En 2014, on a cultivé du blé, des céréales et légumineuses variées, des haricots secs, des oignons, du sarrasin et des patates. Plusieurs jardins collectifs produisent des légumes ; un verger a été planté. Un groupe s’occupe de quelques vaches laitières et de la transformation en fromage blanc, yaourt, beurre et fromage ; d’autres d’un troupeau de vaches à viande, d’un troupeau de moutons et de quelques chèvres. Nos productions alimentent un « non marché » hebdomadaire à prix libre sur la ZAD, mais aussi des comités de soutien alentour et le soutien à d’autres luttes (lutte des migrants à Calais, ZAD du Testet, luttes sur le logement à Nantes). Tout ça n’aurait pas été possible sans l’aide précieuse des paysan-ne-s en lutte contre le projet d’aéroport de la ZAD et des alentours.

Pérenniser l’occupation et reconstruire en dur

Des discussions on lieu sur l’envie de penser l’occupation à long terme et de reconstruire des « vraies maisons » en dur. Une série d’assemblées ont permis de s’organiser collectivement autour de l’enjeu du bois, autant pour le bois de chauffe avec la réouverture d’un ancien chemin que pour le bois d’œuvre pour lequel des chantier de coupe ont commencé cet hiver. Une scierie mobile viendra cet été transformer ces arbres en poutres et planches pour divers projets de construction.

Penser l’avenir à long terme

Depuis l’an dernier, plusieurs initiatives émergent pour imaginer un futur désirable pour la résistance à Notre-Dame-des-Landes si l’on réussissait a faire échouer le projet. Parmi leurs préoccupations communes, celle de vouloir prendre de l’avance pour ne pas tomber des nues une fois la DUP abrogée et le projet officiellement abandonné. À ce moment-là, il nous faudra, en tant que mouvement, faire face à l’inévitable volonté de normalisation des pouvoirs publics, notamment en ce qui concerne deux aspects fondamentaux de ce qui fait la vie sur la ZAD : la question de l’habitat et des constructions, la question des terres agricoles et de leurs usages.
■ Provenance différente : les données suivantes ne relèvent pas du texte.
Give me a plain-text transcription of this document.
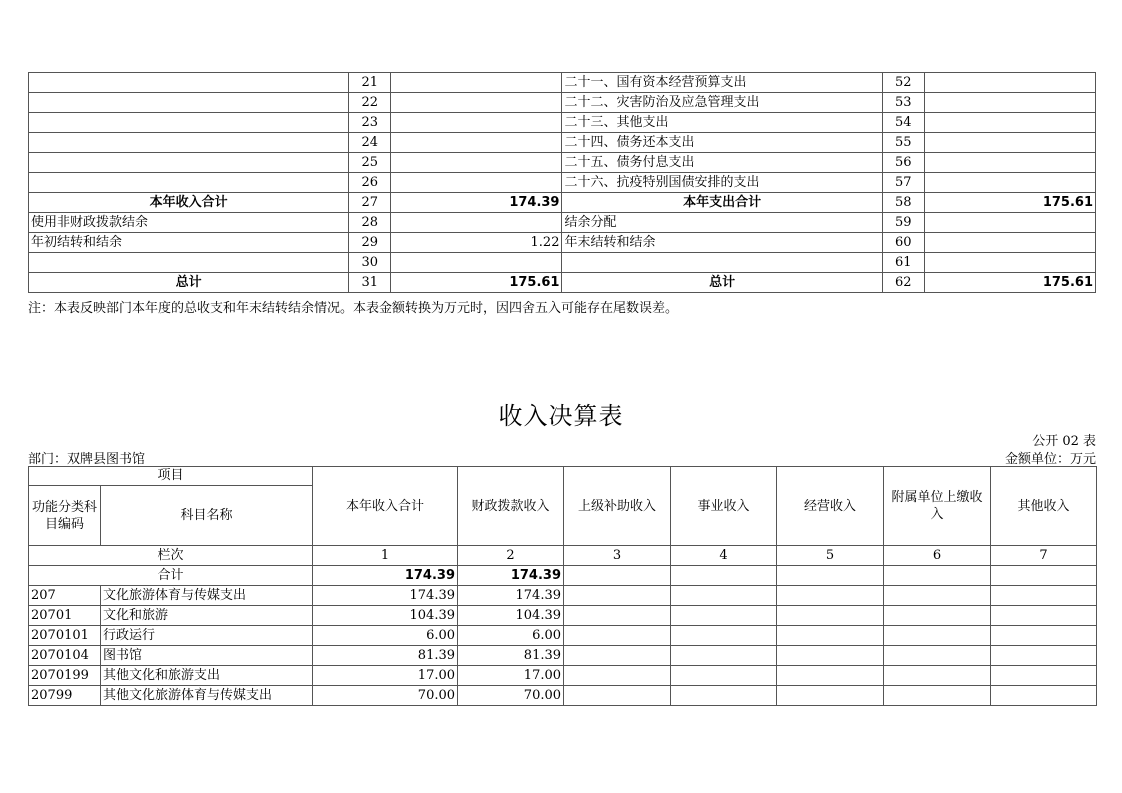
	21		二十一、国有资本经营预算支出	52	
	22		二十二、灾害防治及应急管理支出	53	
	23		二十三、其他支出	54	
	24		二十四、债务还本支出	55	
	25		二十五、债务付息支出	56	
	26		二十六、抗疫特别国债安排的支出	57	
本年收入合计	27	174.39	本年支出合计	58	175.61
使用非财政拨款结余	28		结余分配	59	
年初结转和结余	29	1.22	年末结转和结余	60	
	30			61	
总计	31	175.61	总计	62	175.61
注：本表反映部门本年度的总收支和年末结转结余情况。本表金额转换为万元时，因四舍五入可能存在尾数误差。
收入决算表
公开 02 表
部门：双牌县图书馆	金额单位：万元
项目		本年收入合计	财政拨款收入	上级补助收入	事业收入	经营收入	附属单位上缴收入	其他收入
功能分类科目编码	科目名称							
栏次		1	2	3	4	5	6	7
合计		174.39	174.39					
207	文化旅游体育与传媒支出	174.39	174.39					
20701	文化和旅游	104.39	104.39					
2070101	行政运行	6.00	6.00					
2070104	图书馆	81.39	81.39					
2070199	其他文化和旅游支出	17.00	17.00					
20799	其他文化旅游体育与传媒支出	70.00	70.00					
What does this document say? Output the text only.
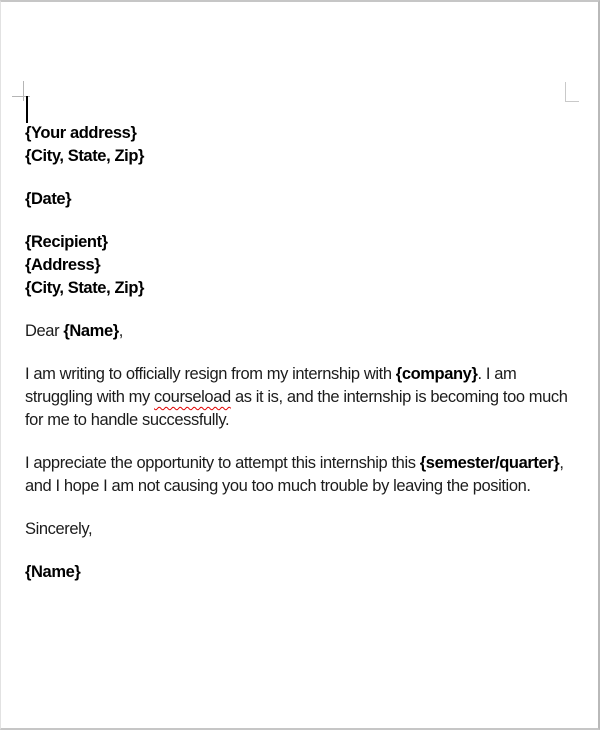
{Your address}
{City, State, Zip}
{Date}
{Recipient}
{Address}
{City, State, Zip}
Dear {Name},
I am writing to officially resign from my internship with {company}. I am
struggling with my courseload as it is, and the internship is becoming too much
for me to handle successfully.
I appreciate the opportunity to attempt this internship this {semester/quarter},
and I hope I am not causing you too much trouble by leaving the position.
Sincerely,
{Name}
Pour commencer à avancer sur ces questions, plusieurs initiatives ont eu lieu : un cycle de discussions sur le foncier a réuni des occupant-e-s et des paysan-ne-s. Des rencontres avec d’autres luttes enracinées ont eu lieu pour partager des expériences de résistances sur le long terme. Un moment de débats sur les formes juridiques possibles après l’abandon du projet d’aéroport et l’abrogation de la DUP.

Enraciner les luttes

Cet aperçu de deux ans de vies et de luttes sur la ZAD ne peut être que partiel. Mais on espère qu’il vous donne tout de même un aperçu de ce qui nous occupe : une volonté de ne pas laisser se refermer cette « zone de non droit » riche en possibles et au contraire de profiter du calme relatif pour enraciner les luttes sur le long terme dans le bocage de Notre-Dame-des-Landes et approfondir nos liens avec celleux qui luttent ici et ailleurs.